Combined, this was a Sunday dinner that looked every bit as good as it tasted, the carrots cooked with star anise, cinnamon and honey were stunning, the roast potatoes how you always wish they are, crispy on the outside, sprinkled with sea salt and fluffy inside. The beef itself was tender and….

don’t say it…….

melted in the mouth! Well it did, and no one wants to be chewing on a tough piece of beef debating whether to spit it in to a napkin. You get plenty of gravy to add at your leisure, it’s rich, flavoursome and perfect consistency.

My partner had the lamb which received equal accolades. I’ll be honest, I was slightly worried a Sunday dinner from a restaurant like Heaneys would leave me hungry, not fulfilling that traditional full up slump that it is obligatory to feel afterwards. I needn’t have worried, the portions are good, contain everything you want to see on your plate, while retaining refinement, every element just screams quality produce and skillful cooking.

To finish I had Dark Chocolate Mousse, Vanilla, Blood Orange, Minus 8 vinegar. Rich, indulgent, smooth, creamy, insert all the buzz words here because it had them, the brittle was a delight and created that balance of texture. The ice cream giving a contrast in temperature and adding palate cleansing freshness. My partner choosing the Yoghurt Parfait, White Chocolate, Mango, Passionfruit, equally as stunning.

Dark Chocolate Mousse
Yoghurt Parfait

At £35 for 3 courses you will struggle to find food of this quality, cooked with this level of skill for less. I mean you’ll pay that at your office Christmas party in a chain pub somewhere.

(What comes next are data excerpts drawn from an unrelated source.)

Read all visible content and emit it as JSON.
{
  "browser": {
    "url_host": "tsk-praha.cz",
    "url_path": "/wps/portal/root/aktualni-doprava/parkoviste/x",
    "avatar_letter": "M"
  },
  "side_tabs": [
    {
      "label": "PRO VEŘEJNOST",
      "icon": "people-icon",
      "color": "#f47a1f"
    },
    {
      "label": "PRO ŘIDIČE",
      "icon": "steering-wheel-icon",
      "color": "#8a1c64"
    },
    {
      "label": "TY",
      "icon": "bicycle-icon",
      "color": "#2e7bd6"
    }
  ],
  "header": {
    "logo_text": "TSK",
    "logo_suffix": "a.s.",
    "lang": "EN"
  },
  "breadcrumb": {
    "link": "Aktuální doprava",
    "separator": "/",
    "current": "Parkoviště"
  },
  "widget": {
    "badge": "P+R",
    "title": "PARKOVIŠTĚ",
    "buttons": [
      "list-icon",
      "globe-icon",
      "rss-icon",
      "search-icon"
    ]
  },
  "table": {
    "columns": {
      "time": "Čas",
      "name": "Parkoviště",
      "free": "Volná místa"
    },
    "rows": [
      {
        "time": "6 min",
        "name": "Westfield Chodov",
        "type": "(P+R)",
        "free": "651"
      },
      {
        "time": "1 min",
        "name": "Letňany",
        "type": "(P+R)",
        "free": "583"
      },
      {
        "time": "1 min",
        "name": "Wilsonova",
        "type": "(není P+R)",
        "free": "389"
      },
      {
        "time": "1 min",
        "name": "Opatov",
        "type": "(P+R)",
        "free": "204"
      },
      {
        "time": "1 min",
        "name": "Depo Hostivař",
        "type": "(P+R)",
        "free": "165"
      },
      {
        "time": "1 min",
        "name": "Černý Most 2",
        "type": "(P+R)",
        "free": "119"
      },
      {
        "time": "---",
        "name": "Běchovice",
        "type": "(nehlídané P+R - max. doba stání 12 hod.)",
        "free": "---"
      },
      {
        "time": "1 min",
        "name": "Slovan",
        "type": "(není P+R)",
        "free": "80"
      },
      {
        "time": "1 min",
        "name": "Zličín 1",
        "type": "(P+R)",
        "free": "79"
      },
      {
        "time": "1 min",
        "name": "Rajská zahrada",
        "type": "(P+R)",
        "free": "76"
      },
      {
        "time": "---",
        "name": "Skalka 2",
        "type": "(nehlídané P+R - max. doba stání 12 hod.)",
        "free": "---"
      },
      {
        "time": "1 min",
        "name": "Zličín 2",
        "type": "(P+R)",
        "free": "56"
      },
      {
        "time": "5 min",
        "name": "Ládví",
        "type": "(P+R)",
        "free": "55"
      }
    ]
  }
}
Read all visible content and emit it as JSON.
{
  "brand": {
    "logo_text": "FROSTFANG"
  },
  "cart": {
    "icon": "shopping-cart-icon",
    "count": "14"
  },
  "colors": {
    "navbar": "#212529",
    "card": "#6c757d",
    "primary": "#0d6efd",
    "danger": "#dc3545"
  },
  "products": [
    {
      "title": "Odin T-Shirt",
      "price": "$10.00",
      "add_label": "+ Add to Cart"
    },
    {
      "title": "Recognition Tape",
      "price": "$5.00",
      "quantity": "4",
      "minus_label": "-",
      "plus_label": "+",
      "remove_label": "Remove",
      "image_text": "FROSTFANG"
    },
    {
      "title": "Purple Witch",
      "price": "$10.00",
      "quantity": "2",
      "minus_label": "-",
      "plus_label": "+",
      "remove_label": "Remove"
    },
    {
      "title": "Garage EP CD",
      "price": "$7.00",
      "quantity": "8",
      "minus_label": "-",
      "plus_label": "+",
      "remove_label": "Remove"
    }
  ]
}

Heaneys is a restaurant that understands the fundamental principle of hospitality, from the moment you walk in you know they are here to provide the customer with a great experience. The service is perfect, the time between courses is perfect, the ambience they have created is perfect. It’s fine dining that’s relaxed, effortless. Everyone is welcomed straight away, service is attentive but you’re left alone to enjoy it, professionalism runs throughout from top to bottom.

The servers know their job, subtle touches I observed which are seemingly becoming all too rare. Heaneys has propelled itself as one of my top 3 favourite restaurants, everything is done right, which is how it should be after all.